Unidentified Emcee: (Foreign language spoken)

McCARTHY: The emcee's `Merry Christmas' inaugurates the season as a giant scene flashes images of Christmas trees past. Awhile down memory lane and all goes black.

(Soundbite of music and cheers)

McCARTHY: The crowd gasps under a canopy of fireworks. Jets of water leap from the base of the tree with each crescendo. Two million, eight hundred thousand lights morph one design into the next as the tree comes to life. Christmas candles and wheat boughs, the year's theme, appear in a shimmering outline of purple, orange and gold. It's a gigantic jewel on still, black water. Taking the plaudits of the public, tree originator Roberto Medina recounts how the tree came loose from its moorings one year, panicking the Prodesco Bank sponsor who woke up, found it missing and thought it had gone the way of most things not nailed down in Rio.

(Soundbite of crowd)

Mr. ROBERT MEDINA (Tree Originator): The president of Prodesco called me in the morning--early in the morning and said, `Look, they stole the tree.'

(Soundbite of laughter)

Mr. MEDINA: That's impossible. In the lake, it's impossible.

McCARTHY: The thief was none other than the wind blowing it to the other side of the lake. The tree is not designed to float freely; it's too big. Rather, it's moored at different locations so everyone around the lake can see it. Medina's dream is to float a tree in New York's Central Park. This night, he's content to give the residents of Rio what he calls a chance to dream.
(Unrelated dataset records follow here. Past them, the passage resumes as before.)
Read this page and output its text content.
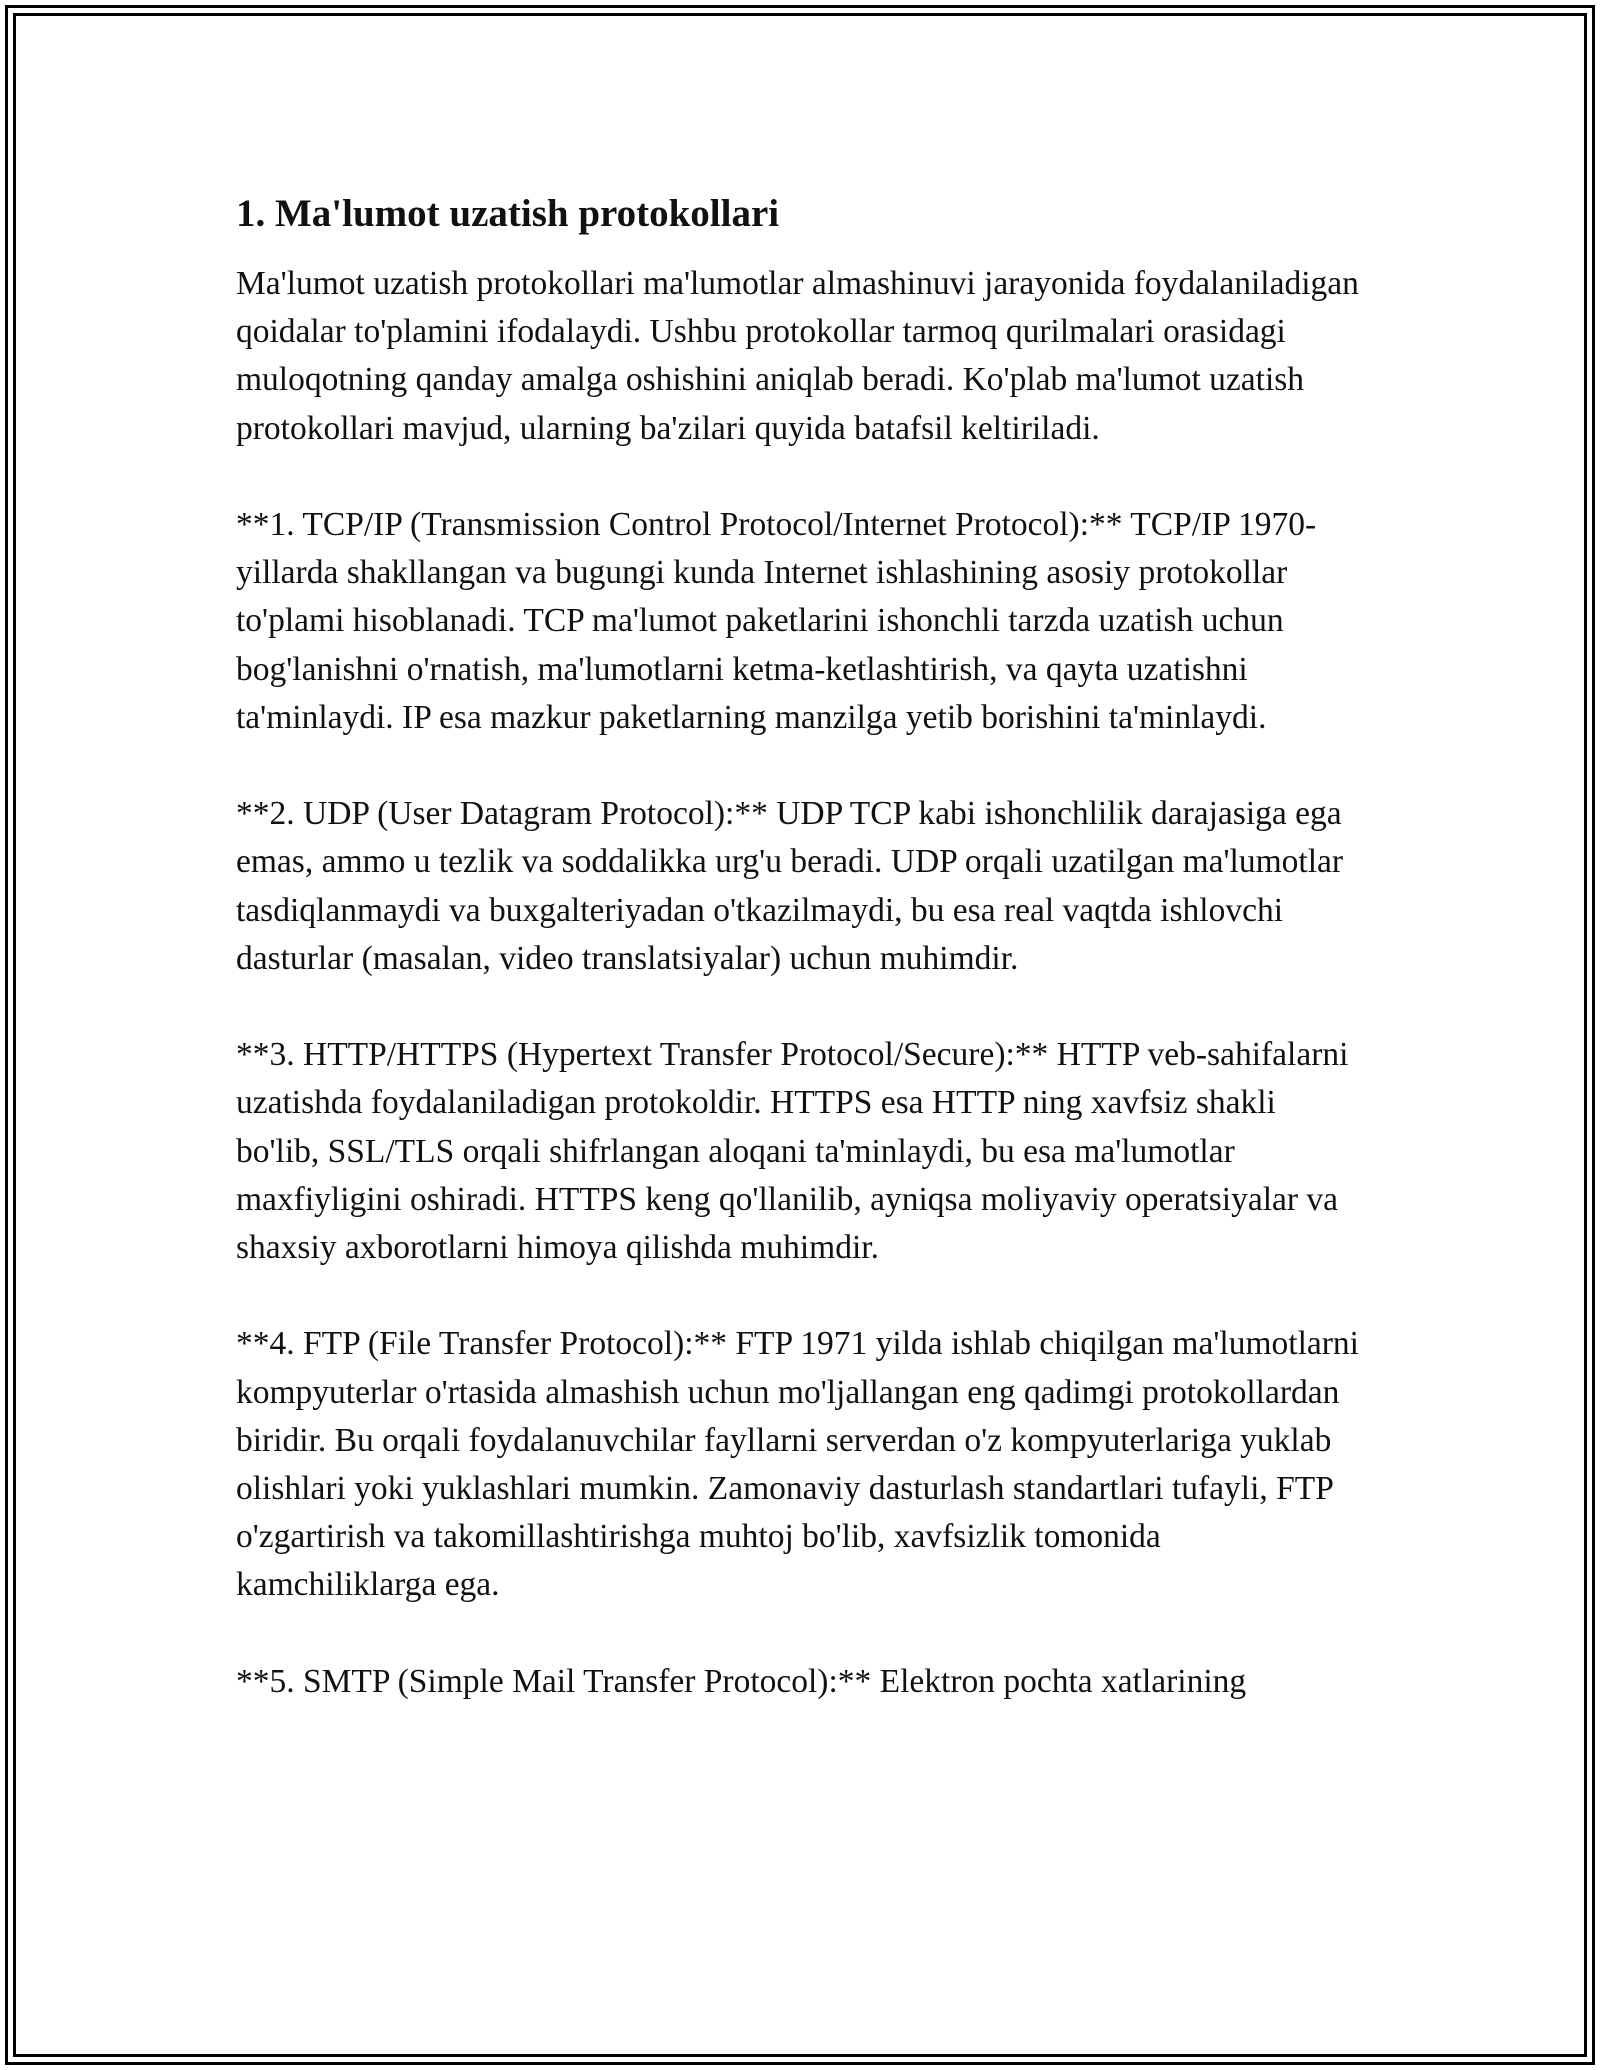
1. Ma'lumot uzatish protokollari

Ma'lumot uzatish protokollari ma'lumotlar almashinuvi jarayonida foydalaniladigan qoidalar to'plamini ifodalaydi. Ushbu protokollar tarmoq qurilmalari orasidagi muloqotning qanday amalga oshishini aniqlab beradi. Ko'plab ma'lumot uzatish protokollari mavjud, ularning ba'zilari quyida batafsil keltiriladi.

**1. TCP/IP (Transmission Control Protocol/Internet Protocol):** TCP/IP 1970-yillarda shakllangan va bugungi kunda Internet ishlashining asosiy protokollar to'plami hisoblanadi. TCP ma'lumot paketlarini ishonchli tarzda uzatish uchun bog'lanishni o'rnatish, ma'lumotlarni ketma-ketlashtirish, va qayta uzatishni ta'minlaydi. IP esa mazkur paketlarning manzilga yetib borishini ta'minlaydi.

**2. UDP (User Datagram Protocol):** UDP TCP kabi ishonchlilik darajasiga ega emas, ammo u tezlik va soddalikka urg'u beradi. UDP orqali uzatilgan ma'lumotlar tasdiqlanmaydi va buxgalteriyadan o'tkazilmaydi, bu esa real vaqtda ishlovchi dasturlar (masalan, video translatsiyalar) uchun muhimdir.

**3. HTTP/HTTPS (Hypertext Transfer Protocol/Secure):** HTTP veb-sahifalarni uzatishda foydalaniladigan protokoldir. HTTPS esa HTTP ning xavfsiz shakli bo'lib, SSL/TLS orqali shifrlangan aloqani ta'minlaydi, bu esa ma'lumotlar maxfiyligini oshiradi. HTTPS keng qo'llanilib, ayniqsa moliyaviy operatsiyalar va shaxsiy axborotlarni himoya qilishda muhimdir.

**4. FTP (File Transfer Protocol):** FTP 1971 yilda ishlab chiqilgan ma'lumotlarni kompyuterlar o'rtasida almashish uchun mo'ljallangan eng qadimgi protokollardan biridir. Bu orqali foydalanuvchilar fayllarni serverdan o'z kompyuterlariga yuklab olishlari yoki yuklashlari mumkin. Zamonaviy dasturlash standartlari tufayli, FTP o'zgartirish va takomillashtirishga muhtoj bo'lib, xavfsizlik tomonida kamchiliklarga ega.

**5. SMTP (Simple Mail Transfer Protocol):** Elektron pochta xatlarining
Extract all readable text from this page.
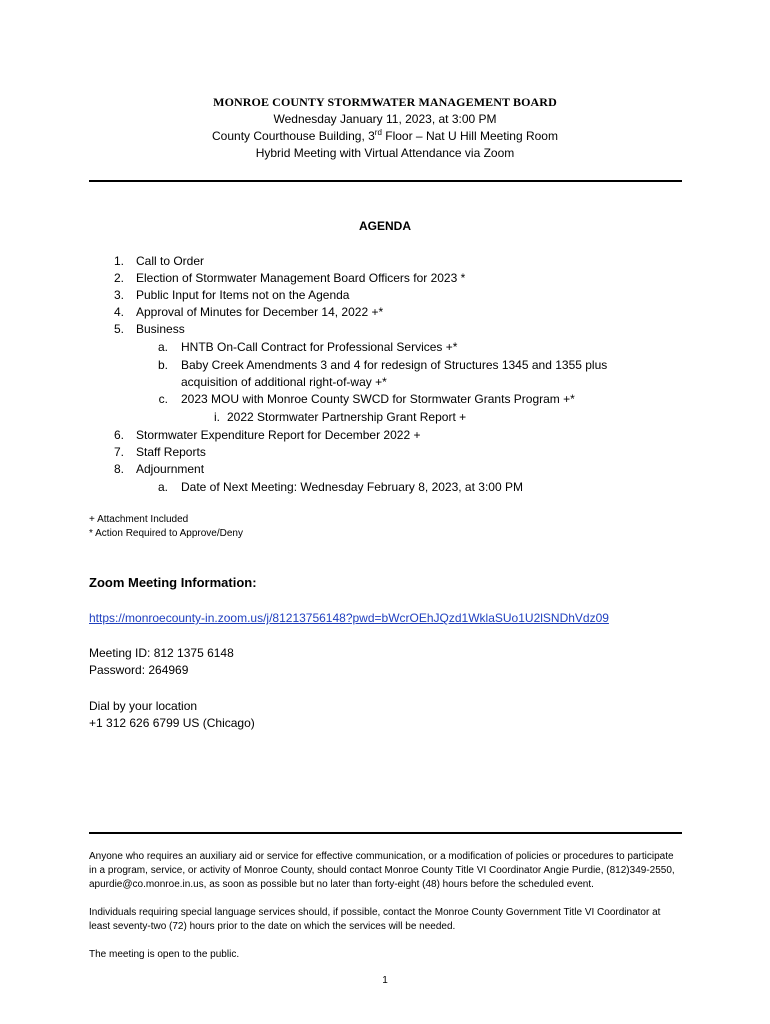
MONROE COUNTY STORMWATER MANAGEMENT BOARD
Wednesday January 11, 2023, at 3:00 PM
County Courthouse Building, 3rd Floor – Nat U Hill Meeting Room
Hybrid Meeting with Virtual Attendance via Zoom
AGENDA
1. Call to Order
2. Election of Stormwater Management Board Officers for 2023 *
3. Public Input for Items not on the Agenda
4. Approval of Minutes for December 14, 2022 +*
5. Business
a. HNTB On-Call Contract for Professional Services +*
b. Baby Creek Amendments 3 and 4 for redesign of Structures 1345 and 1355 plus
acquisition of additional right-of-way +*
c. 2023 MOU with Monroe County SWCD for Stormwater Grants Program +*
i. 2022 Stormwater Partnership Grant Report +
6. Stormwater Expenditure Report for December 2022 +
7. Staff Reports
8. Adjournment
a. Date of Next Meeting: Wednesday February 8, 2023, at 3:00 PM
+ Attachment Included
* Action Required to Approve/Deny
Zoom Meeting Information:
https://monroecounty-in.zoom.us/j/81213756148?pwd=bWcrOEhJQzd1WklaSUo1U2lSNDhVdz09
Meeting ID: 812 1375 6148
Password: 264969
Dial by your location
+1 312 626 6799 US (Chicago)

Anyone who requires an auxiliary aid or service for effective communication, or a modification of policies or procedures to participate in a program, service, or activity of Monroe County, should contact Monroe County Title VI Coordinator Angie Purdie, (812)349-2550, apurdie@co.monroe.in.us, as soon as possible but no later than forty-eight (48) hours before the scheduled event.

Individuals requiring special language services should, if possible, contact the Monroe County Government Title VI Coordinator at least seventy-two (72) hours prior to the date on which the services will be needed.

The meeting is open to the public.

1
Mr. MEDINA: Because this is a dream. Because when the stock is a dream--the draw in the paper is nothing. It's possible. I think the big problem--the biggest problem, though, is that the people don't dream on.

(Soundbite of boat motor)

McCARTHY: A quick launch to the tree reveals it's no tree at all. It is 27 stories of metal and miles of wire weighing 450 tons. Event coordinator Etsan Gonzales(ph) says a team of more than a thousand people works on the tree, which is not without its detractors. Admirers clog traffic around the lake, irritating commuters, to which Gonzales replies...

Mr. ETSAN GONZALES (Event Coordinator): (Through Translator) There's always a lot of traffic on the lake. Isn't it better to have--be stuck in a traffic jam staring at the tree?

McCARTHY: Back on land, Counsay Sow El Conterentias(ph) sits beside the lake admiring the view and the effect of the occasion on Rio.

Mr. COUNSAY SOW EL CONTERENTIAS: (Through Translator) Rio has a very sad side and a happy side, but when everyone unites for an event like this there's no violence. Everyone's together. Everyone celebrates this together.

McCARTHY: The tree is expected to draw tens of thousands of visitors before it comes down in January. Julie McCarthy, NPR News, Rio de Janeiro.

(Soundbite of music and fireworks)

INSKEEP: This is MORNING EDITION from NPR News. I'm Steve Inskeep.

RENEE MONTAGNE (Host): And I'm Renee Montagne.